Ознакомительная версия.
— Свезу тебя во дворец!
Дворец оказался недостроенным.
Там, в недостроенном дворце, выступил из-за колонн некий верзила. Под самый нос платочком — какие носят простые поселянки — подвязан. А одет венецианцем: берет синий, камзол бархатный, наконечники шнуров на камзоле серебряные. Верзила, слегка сбиваясь, — что и как говорить, с чужого голосу, видать, заучил — Евстигнеюшке сообщил: некую оперу надобно довести до ума. Переписать начисто увертюру, заново составить четыре ансамбля, да две арии, да хор к ним финальный привесить.
Деньги верзила сулил немалые. Еще объяснил: опера должна быть сугубо комической, вельми смешной. Название же ее будет до поры до времени от всех сокрыто. Из соображений секретности. Еще и затем, чтобы не возникло у правщика по ходу дела соблазна: сию правленную оперу своею считать.
Фомин хмыкнул.
Сквозь стропила неповершенной кровли глянула чуть примороженная питерская луна. По краям луна отливала чем-то недорогим. Латунью, медью?
По всем приметам, жизнь будущая ожидалась не шибко богатой. А тут деньги, и немалые. Только кому верить: признакам натуры или посулам человеческим?
Карла от нетерпения повизгивал. Верзила переступал с ноги на ногу.
Переделка чужого вдруг показалась постыдной, низкой.
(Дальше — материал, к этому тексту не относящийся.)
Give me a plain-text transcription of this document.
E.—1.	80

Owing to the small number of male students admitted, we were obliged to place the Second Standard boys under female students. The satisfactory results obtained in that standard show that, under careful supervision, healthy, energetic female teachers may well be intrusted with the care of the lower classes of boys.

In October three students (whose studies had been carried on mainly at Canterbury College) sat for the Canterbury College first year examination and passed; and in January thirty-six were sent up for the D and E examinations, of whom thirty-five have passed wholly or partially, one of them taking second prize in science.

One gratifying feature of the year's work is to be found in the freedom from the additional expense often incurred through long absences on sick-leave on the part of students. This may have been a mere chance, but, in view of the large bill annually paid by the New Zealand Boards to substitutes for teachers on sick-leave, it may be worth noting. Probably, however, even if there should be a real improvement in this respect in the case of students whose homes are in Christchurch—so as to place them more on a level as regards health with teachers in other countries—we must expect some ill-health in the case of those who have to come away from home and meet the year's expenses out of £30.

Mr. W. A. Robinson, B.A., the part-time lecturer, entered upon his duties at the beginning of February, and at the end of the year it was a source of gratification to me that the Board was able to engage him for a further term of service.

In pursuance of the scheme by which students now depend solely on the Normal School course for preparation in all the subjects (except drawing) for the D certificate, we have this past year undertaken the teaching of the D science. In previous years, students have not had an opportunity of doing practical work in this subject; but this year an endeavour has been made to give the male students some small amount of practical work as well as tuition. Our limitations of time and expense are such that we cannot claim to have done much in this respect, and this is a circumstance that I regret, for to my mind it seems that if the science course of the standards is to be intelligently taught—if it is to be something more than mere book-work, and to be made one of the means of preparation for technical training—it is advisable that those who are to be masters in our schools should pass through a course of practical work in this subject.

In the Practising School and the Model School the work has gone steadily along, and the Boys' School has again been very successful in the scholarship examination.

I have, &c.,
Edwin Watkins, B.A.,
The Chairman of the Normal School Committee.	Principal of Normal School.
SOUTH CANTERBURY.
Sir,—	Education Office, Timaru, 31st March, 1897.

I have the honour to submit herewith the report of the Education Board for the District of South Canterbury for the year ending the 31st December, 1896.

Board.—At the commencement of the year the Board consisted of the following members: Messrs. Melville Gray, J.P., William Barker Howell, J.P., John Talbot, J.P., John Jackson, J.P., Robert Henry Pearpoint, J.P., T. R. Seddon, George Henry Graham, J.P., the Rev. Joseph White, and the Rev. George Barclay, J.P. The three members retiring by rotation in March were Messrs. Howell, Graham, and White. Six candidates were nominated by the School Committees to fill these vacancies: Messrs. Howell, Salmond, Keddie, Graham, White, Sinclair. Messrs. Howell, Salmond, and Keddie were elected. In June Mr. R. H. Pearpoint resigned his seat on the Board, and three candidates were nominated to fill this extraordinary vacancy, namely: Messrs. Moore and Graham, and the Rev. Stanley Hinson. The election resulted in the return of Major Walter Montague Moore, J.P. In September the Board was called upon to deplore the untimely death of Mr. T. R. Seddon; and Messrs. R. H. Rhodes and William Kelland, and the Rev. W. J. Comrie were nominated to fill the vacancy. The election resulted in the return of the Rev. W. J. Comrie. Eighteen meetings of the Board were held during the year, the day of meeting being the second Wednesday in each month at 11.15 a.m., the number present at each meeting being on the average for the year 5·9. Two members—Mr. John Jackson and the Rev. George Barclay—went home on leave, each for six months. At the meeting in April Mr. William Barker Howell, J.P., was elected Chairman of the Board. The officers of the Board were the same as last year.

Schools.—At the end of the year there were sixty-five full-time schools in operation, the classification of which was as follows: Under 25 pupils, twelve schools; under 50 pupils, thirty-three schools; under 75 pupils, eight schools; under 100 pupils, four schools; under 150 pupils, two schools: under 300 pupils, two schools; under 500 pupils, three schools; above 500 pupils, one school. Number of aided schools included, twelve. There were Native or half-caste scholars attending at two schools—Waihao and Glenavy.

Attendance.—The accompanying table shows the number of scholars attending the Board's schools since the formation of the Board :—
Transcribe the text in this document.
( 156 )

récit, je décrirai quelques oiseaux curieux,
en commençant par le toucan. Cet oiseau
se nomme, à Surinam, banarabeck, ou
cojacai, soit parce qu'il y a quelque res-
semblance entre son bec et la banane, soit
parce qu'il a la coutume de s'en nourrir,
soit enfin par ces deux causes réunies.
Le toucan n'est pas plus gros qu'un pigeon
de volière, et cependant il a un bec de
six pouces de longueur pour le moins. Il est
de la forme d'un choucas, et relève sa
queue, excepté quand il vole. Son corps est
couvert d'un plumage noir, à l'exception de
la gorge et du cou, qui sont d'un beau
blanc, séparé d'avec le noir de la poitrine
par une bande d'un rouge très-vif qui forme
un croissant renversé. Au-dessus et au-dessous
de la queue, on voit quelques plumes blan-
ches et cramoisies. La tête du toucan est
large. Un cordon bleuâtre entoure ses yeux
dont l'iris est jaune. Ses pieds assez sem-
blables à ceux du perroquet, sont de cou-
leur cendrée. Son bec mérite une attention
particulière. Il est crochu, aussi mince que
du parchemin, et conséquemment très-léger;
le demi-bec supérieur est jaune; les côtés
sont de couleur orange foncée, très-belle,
В приличных словах Евстигнеюшка от предложенной чести отказался. Тут верзила заворчал собакой, а карла затрясся, как припадочный.
Скорым пехотным шагом недостроенный дворец пришлось покинуть.
Позже жалеть не жалел, а про себя все ж таки разок-другой вздохнул: денежки-то академические давно кончились!
Места все не было — зато явилось нечто иное. То, чего в Болонье Филармондский Академик был лишен начисто. А именно: явилось душевное общение и собеседничество ласковое. Еще сильней, еще ярче обозначил себя в жизни Евстигнеевой Николай Александрович Львов.
Кроме археологии, Николай Александрович увлекался сочинением стихов на случай. Составлял также прожекты. Однако самой сильной страстью Николая Александровича была все ж таки музыка. И не просто музыка, а редко в просвещенном Петербурге звучащие, а ежели и звучащие, то вполне презираемые — русские песни.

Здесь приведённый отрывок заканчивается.